RGS-DR: Deferred Reflections and Residual Shading in 2D Gaussian Splatting
This work addresses specular appearance for inverse rendering in computer graphics, representing an incremental improvement over existing methods.
The paper tackles the problem of noisy geometry and specular appearance in inverse rendering using 2D Gaussian splatting by proposing a pipeline with deferred shading and a refinement stage. The result is sharper highlights, cleaner materials, and improved editability, evaluated on three datasets featuring glossy objects.
In this work, we address specular appearance in inverse rendering using 2D Gaussian splatting with deferred shading and argue for a refinement stage to improve specular detail, thereby bridging the gap with reconstruction-only methods.
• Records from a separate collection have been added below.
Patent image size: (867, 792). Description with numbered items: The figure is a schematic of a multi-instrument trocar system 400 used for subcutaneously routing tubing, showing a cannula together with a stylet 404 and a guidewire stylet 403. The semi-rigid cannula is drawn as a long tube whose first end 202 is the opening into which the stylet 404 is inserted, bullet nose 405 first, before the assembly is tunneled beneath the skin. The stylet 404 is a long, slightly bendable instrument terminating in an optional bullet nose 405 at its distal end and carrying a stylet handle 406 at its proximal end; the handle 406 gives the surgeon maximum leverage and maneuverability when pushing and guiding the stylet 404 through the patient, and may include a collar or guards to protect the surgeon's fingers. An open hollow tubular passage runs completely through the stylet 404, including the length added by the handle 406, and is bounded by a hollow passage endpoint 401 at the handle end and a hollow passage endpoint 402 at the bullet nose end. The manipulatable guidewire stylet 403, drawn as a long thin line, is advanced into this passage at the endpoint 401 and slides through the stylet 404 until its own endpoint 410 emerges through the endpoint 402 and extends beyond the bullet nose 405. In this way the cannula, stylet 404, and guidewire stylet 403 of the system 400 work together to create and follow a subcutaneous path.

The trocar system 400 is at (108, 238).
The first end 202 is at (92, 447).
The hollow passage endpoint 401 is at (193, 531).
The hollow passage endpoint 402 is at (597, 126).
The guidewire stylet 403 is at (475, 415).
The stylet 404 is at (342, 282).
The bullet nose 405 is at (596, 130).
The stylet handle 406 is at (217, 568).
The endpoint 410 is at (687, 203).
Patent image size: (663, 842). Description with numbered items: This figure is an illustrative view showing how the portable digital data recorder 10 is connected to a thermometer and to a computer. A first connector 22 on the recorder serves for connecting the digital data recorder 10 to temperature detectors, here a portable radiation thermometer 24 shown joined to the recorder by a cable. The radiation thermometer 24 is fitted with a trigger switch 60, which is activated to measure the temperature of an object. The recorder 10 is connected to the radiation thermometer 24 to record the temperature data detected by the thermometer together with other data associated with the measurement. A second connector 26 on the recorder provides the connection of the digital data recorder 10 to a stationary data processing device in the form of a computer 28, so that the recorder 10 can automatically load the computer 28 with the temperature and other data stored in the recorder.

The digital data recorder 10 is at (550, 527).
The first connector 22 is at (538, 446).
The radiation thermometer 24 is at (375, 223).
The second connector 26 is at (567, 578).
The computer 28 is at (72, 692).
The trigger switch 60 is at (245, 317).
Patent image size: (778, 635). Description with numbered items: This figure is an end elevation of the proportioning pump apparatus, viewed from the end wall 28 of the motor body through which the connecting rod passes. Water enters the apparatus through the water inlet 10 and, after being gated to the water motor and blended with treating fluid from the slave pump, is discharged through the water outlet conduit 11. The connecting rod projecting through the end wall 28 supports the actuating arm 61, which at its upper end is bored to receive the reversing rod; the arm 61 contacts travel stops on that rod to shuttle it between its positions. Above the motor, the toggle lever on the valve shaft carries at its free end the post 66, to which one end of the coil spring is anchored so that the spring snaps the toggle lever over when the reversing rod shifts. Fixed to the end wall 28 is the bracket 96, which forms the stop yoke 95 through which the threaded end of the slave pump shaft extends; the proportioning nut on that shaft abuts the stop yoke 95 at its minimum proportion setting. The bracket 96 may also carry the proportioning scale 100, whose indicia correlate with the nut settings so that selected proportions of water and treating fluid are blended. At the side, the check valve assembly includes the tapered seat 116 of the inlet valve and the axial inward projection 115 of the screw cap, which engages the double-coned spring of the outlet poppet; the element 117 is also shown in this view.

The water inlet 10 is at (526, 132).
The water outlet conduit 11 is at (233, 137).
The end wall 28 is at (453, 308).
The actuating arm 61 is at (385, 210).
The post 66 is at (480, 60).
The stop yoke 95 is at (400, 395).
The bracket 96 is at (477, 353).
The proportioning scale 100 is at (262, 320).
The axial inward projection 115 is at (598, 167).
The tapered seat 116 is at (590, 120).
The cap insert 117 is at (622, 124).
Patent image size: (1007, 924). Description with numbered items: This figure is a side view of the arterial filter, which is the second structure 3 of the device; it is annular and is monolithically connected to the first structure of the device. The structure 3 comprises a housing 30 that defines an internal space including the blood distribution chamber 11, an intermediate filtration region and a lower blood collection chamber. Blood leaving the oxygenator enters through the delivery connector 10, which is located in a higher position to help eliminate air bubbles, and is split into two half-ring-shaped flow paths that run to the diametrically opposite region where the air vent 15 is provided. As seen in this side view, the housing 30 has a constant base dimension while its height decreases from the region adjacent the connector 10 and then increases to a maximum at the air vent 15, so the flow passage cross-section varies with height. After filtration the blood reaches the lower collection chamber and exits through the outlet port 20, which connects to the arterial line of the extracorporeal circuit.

Our pipeline estimates editable material properties and environment illumination while employing a directional residual pass that captures leftover view-dependent effects for further refining novel view synthesis. In contrast to per-Gaussian shading with shortest-axis normals and normal residuals, which tends to result in more noisy geometry and specular appearance, a pixel-deferred surfel formulation with specular residuals yields sharper highlights, cleaner materials, and improved editability. We evaluate our approach on rendering and reconstruction quality on three popular datasets featuring glossy objects, and also demonstrate high-quality relighting and material editing.